Cette grève du 8 mars est organisée en soutien des travailleuses qui sont forcées d’être sur le campus en pleine pandémie : «C’est notamment pour les femmes de ménage qui sont obligées d’être là.»
«À vous écouter parler, ça donne encore plus envie de vous rejoindre», sourit Léa qui se tient debout à côté du groupe. Ça fait du bien de voir qu’il se passe des choses à l’université.»

Anne Morelli, historienne à l’ULB
Anne Morelli est historienne et professeure à l’ULB. Féministe assumée, elle s’est battue durant sa carrière pour mettre plus en avant les femmes qui ont fait l’Histoire. L’historienne voit des similitudes entre le militantisme féministe actuel et l’idéologie féministe des années 1970-1980, avec un point d’honneur mis sur l’intersectionnalité.
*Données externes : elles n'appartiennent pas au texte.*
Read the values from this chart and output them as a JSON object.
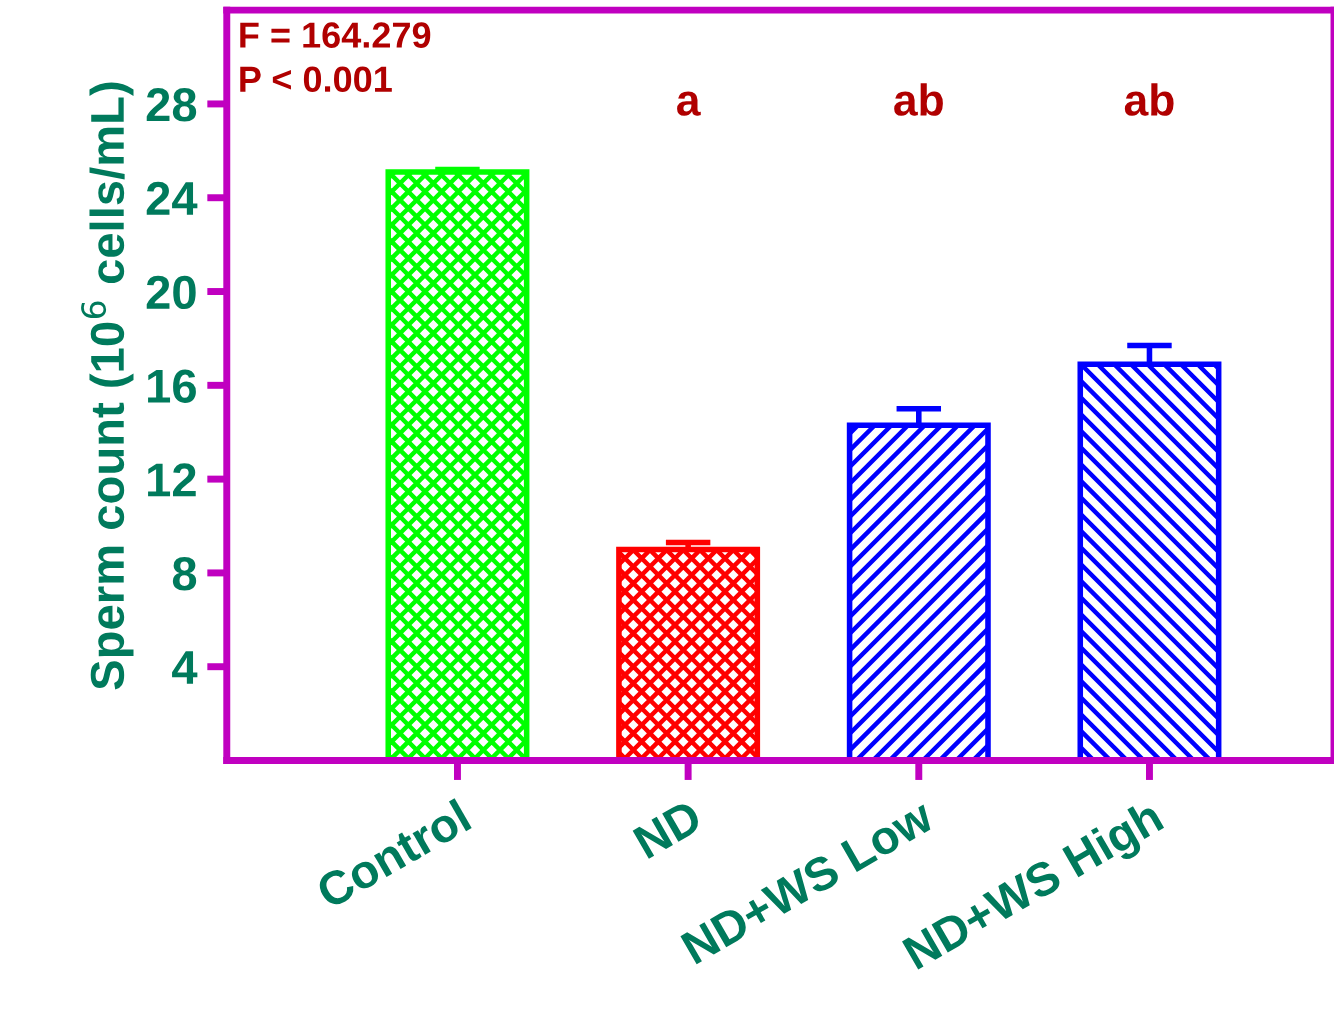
{
  "chart_data": {
    "type": "bar",
    "ylabel": "Sperm count (10$^{6}$ cells/mL)",
    "categories": [
      "Control",
      "ND",
      "ND+WS Low",
      "ND+WS High"
    ],
    "values": [
      25.1,
      9.0,
      14.3,
      16.9
    ],
    "errors": [
      0.1,
      0.3,
      0.7,
      0.8
    ],
    "colors": [
      "#00ff00",
      "#ff0000",
      "#0000ff",
      "#0000ff"
    ],
    "ylim": [
      0,
      32
    ],
    "yticks": [
      4,
      8,
      12,
      16,
      20,
      24,
      28
    ],
    "grid": false,
    "legend": false,
    "annotations": [
      "F = 164.279\nP < 0.001",
      "a",
      "ab",
      "ab"
    ]
  }
}
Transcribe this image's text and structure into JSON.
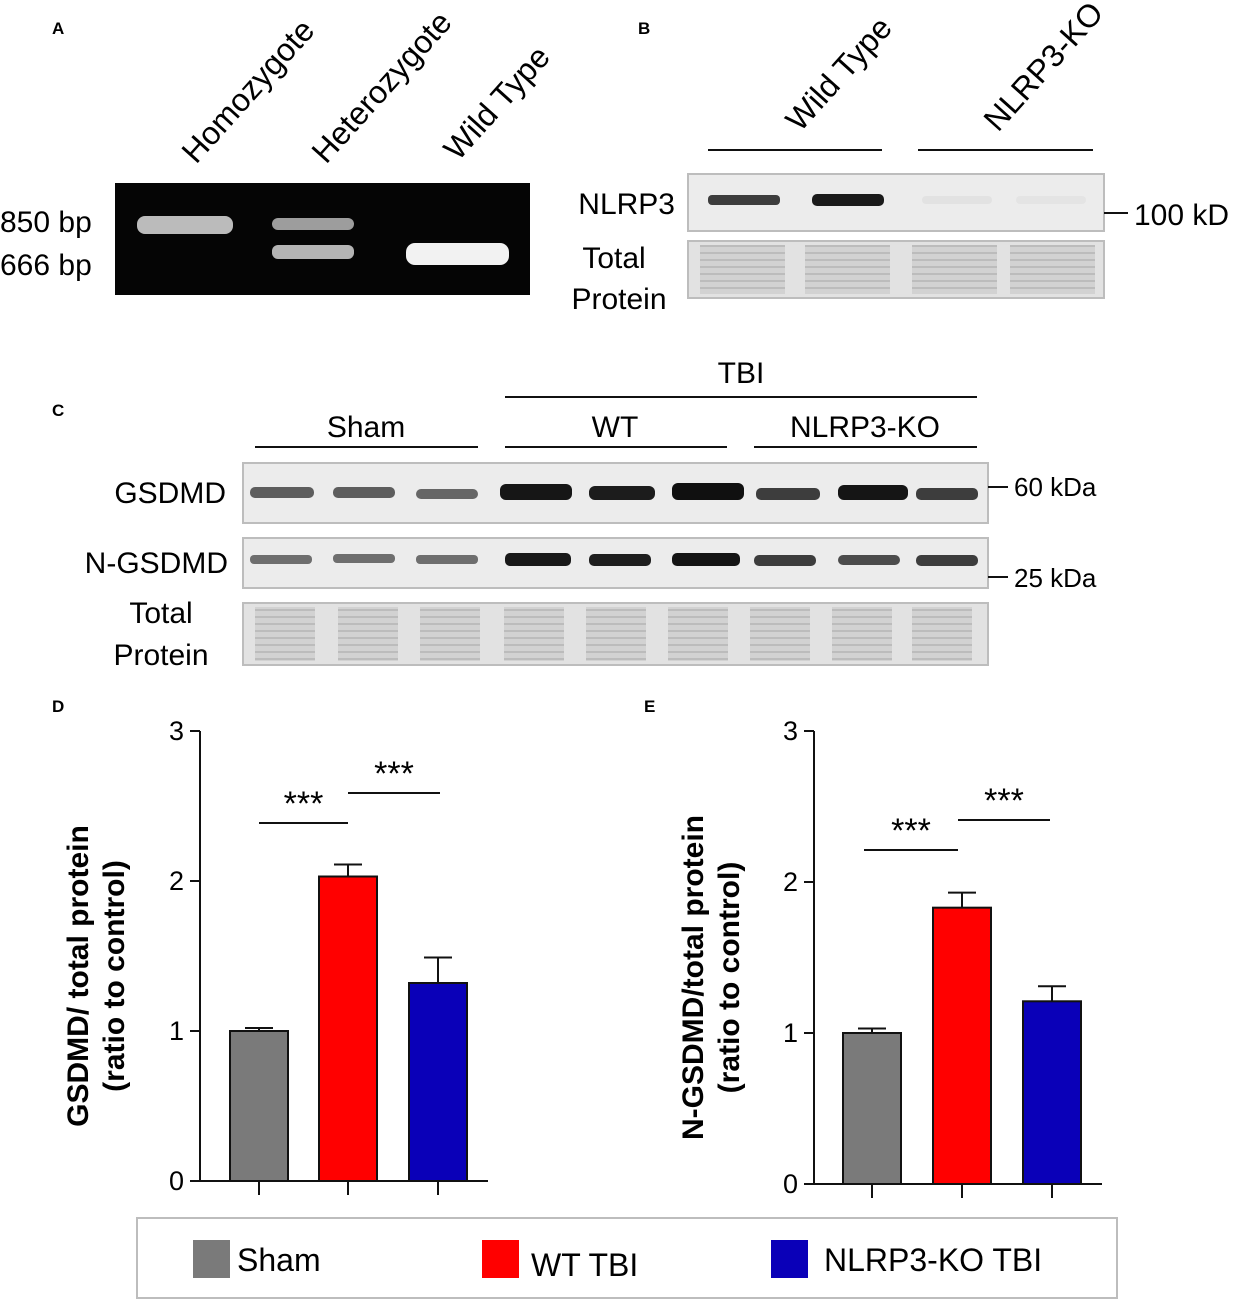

Cependant, des différences existent entre les deux époques. Le militantisme aurait profondément changé, «pas forcément en bien», commente Anne Morelli. Tout d’abord, certaines associations radicales mettent en avant une suprématie féminine, ce qui entacherait la cause. Une prise de position qui lui a valu des critiques, notamment lors de la signature d’une tribune contre le mouvement «MeToo».
Une vision différente du féminisme
La vision des jeunes féministes interrogées lors du 8 mars 2021 serait bien différente de la sienne. Une question de génération et de culture, dépendant des lieux et des époques, selon Anne Morelli. L’historienne met en exergue la complexité pour un homme d’être féministe : «Être un homme féministe, c’est militer contre ses propres privilèges. C’était plus confortable pour les hommes de vivre dans les années 1950, ils n’avaient besoin de rien faire à la maison par exemple.»
En ce qui concerne l’avenir du mouvement, la professeure craint un retour en arrière comme c’est le cas en Pologne avec l’interdiction de l’IVG.